Não, acho que é um caminho, mas não é, claramente, suficiente. Julgo que a ideia era a seguinte: colocar nas CCDR’s um conjunto de funções que um governo regional deveria ter no futuro, no âmbito da cultura, do ambiente, do ordenamento do território, na aplicação de fundos comunitários, percebendo que quem dirige a CCDR, atualmente, não é eleito de forma universal. Neste governo “regional” que são as CCDR’s já existem funcionários para áreas da educação, saúde, agricultura, florestas, o problema é que uma parte dos dirigentes não são eleitos por todos nós, são nomeados. Neste momento, os presidentes das CCDR’s são eleitos pelos autarcas da região, presidentes de câmara, vereadores e membros das Assembleias Municipais. Porque não deixar a população decidir? Porque não deve o presidente da CCDR prestar contas? A descentralização permite acabar com alguns mitos em relação à regionalização, é um processo experimental. O modelo das CCDR’s deve ser estudado, aprofundado e aplicado e servir de base para a regionalização.
Já se percebeu que é a favor da regionalização. Porquê?
De forma muito sintética, acho que quem está no território conhece-o bem e saberá escolher e governar melhor do que quem está no Terreiro do Paço. Acho que a repartição de recursos seria diferente, nomeadamente a aplicação de fundos comunitários. Entendo, também, que deve haver um plano intermédio entre as autarquias e o poder central para discutir e aplicar algumas medidas de âmbito regional. Portugal é, talvez, o último país da União Europeia que não é regionalizado. Portugal e Grécia eram os únicos, mas a Grécia já avançou e a pergunta que eu faço é: se todos os outros estão regionalizados, e Portugal e Grécia são, curiosamente, os países com os piores níveis de desenvolvimento, será que a questão da regionalização é apenas uma coincidência? O facto de não estarmos regionalizados é, certamente, um travão para o nosso desenvolvimento.
O que poderá ganhar o interior com a regionalização?
Se calhar se tivéssemos a regionalização em prática não se utilizariam fundos comunitários para alargar o metro de Lisboa, porque Lisboa já é uma área fora da convergência, porque tem um rendimento per capita superior à média europeia. Com a regionalização, cada região teria os seus fundos próprios e poderia aplicá-los de forma mais funcional e racional, de acordo com as necessidades do território.
Tivemos, recentemente, eleições legislativas. Acredita que a regionalização poderá avançar nos próximos anos?
A regionalização estava no programa eleitoral do Partido Socialista e julgo que também estava no programa da CDU. É sempre anunciado como algo que devemos alcançar, nomeadamente pelo PSD e, portanto, julgo que se os programas eleitorais fossem respeitados, a regionalização seria para avançar. Aliás, se a Constituição fosse respeitada, a regionalização teria de avançar.

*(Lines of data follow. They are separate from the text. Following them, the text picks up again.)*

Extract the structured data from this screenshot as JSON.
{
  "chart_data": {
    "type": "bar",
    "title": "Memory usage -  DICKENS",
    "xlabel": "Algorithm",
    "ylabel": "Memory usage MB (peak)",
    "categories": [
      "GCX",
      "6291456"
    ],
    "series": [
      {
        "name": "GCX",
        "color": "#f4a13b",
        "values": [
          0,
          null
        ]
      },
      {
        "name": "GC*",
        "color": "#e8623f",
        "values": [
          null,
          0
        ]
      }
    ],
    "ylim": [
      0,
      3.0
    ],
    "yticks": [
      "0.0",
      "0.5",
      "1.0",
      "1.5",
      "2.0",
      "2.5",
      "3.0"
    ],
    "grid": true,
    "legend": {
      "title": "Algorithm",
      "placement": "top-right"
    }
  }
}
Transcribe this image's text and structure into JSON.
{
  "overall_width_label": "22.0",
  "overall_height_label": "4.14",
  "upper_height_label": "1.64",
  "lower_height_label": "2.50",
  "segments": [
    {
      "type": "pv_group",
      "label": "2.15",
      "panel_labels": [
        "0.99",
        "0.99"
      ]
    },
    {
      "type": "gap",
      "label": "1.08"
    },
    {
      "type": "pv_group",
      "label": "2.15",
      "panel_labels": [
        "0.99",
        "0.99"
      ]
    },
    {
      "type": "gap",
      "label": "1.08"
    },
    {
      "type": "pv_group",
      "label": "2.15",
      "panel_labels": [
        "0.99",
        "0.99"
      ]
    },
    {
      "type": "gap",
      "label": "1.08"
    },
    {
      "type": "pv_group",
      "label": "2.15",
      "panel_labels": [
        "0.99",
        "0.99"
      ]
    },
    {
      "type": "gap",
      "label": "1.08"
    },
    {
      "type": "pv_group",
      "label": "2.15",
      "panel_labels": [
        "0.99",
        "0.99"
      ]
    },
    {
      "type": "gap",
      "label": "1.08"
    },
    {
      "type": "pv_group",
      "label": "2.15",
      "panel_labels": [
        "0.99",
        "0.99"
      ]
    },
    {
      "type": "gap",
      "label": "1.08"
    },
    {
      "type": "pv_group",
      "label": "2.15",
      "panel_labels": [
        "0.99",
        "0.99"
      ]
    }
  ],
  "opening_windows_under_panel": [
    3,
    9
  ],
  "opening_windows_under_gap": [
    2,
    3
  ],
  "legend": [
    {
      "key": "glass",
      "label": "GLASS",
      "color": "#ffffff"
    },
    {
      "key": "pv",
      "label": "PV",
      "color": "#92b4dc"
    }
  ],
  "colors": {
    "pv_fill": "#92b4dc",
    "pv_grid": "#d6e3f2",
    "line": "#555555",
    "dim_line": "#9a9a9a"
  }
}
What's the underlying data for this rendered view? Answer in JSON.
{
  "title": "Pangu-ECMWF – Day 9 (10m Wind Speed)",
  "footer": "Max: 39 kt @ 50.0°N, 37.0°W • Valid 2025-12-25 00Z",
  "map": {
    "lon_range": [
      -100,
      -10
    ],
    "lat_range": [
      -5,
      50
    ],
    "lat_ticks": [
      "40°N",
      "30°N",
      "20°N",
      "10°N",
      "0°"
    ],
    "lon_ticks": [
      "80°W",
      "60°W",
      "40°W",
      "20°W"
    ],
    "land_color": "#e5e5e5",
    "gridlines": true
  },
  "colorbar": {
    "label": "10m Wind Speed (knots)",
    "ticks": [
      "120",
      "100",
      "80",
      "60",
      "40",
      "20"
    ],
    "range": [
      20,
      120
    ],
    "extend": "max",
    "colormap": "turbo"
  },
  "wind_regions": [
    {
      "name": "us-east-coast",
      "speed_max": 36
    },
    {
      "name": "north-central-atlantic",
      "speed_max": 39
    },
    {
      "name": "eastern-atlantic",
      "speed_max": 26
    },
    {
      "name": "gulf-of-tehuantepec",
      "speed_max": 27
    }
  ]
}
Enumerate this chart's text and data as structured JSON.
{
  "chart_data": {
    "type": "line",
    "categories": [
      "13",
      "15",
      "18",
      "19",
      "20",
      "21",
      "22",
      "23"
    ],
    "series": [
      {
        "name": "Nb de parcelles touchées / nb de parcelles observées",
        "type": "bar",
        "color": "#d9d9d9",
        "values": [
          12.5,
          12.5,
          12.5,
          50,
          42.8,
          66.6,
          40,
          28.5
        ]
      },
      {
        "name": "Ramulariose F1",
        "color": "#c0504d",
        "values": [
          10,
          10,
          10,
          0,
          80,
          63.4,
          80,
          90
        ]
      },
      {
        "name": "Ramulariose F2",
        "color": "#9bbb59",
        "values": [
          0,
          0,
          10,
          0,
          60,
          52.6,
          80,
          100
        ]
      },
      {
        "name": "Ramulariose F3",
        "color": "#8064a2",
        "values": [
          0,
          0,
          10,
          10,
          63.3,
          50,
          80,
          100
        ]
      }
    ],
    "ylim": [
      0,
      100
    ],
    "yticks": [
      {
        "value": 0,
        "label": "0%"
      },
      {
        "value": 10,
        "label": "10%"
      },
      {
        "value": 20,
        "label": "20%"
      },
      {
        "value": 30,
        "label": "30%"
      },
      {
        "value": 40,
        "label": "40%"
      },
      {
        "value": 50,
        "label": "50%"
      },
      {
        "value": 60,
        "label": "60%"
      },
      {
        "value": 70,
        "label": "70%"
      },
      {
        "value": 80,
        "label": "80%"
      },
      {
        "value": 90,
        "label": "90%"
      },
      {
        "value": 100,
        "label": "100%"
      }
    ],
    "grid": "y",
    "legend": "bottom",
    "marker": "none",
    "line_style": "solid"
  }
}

Ainda no âmbito das eleições, acredita que o país terá um governo estável para quatro anos?
Julgo que há condições para um governo estável, depende da postura de quem venha a formar governo, que terá a responsabilidade de saber que será um governo minoritário que deve fazer pontes com as outras forças políticas. Quem estiver na oposição terá a responsabilidade de perceber, sem violar determinados princípios e também os seus programas eleitorais, que a estabilidade é um valor importante e que a negociação é fundamental para encontrar soluções que sirvam os portugueses. A responsabilidade será dos dois lados. Vamos ver se há maturidade de ambas as partes, partindo do princípio que as promessas eleitorais são para cumprir. Estamos num novo ciclo, numa nova realidade, com novos atores partidários e um partido emergente e, portanto, é necessário que quem venha a governar e quem estiver na oposição tenha a responsabilidade de dialogar, saiba estabelecer pontes e saiba ceder. Ter um governo que cumpra toda a legislatura é importante.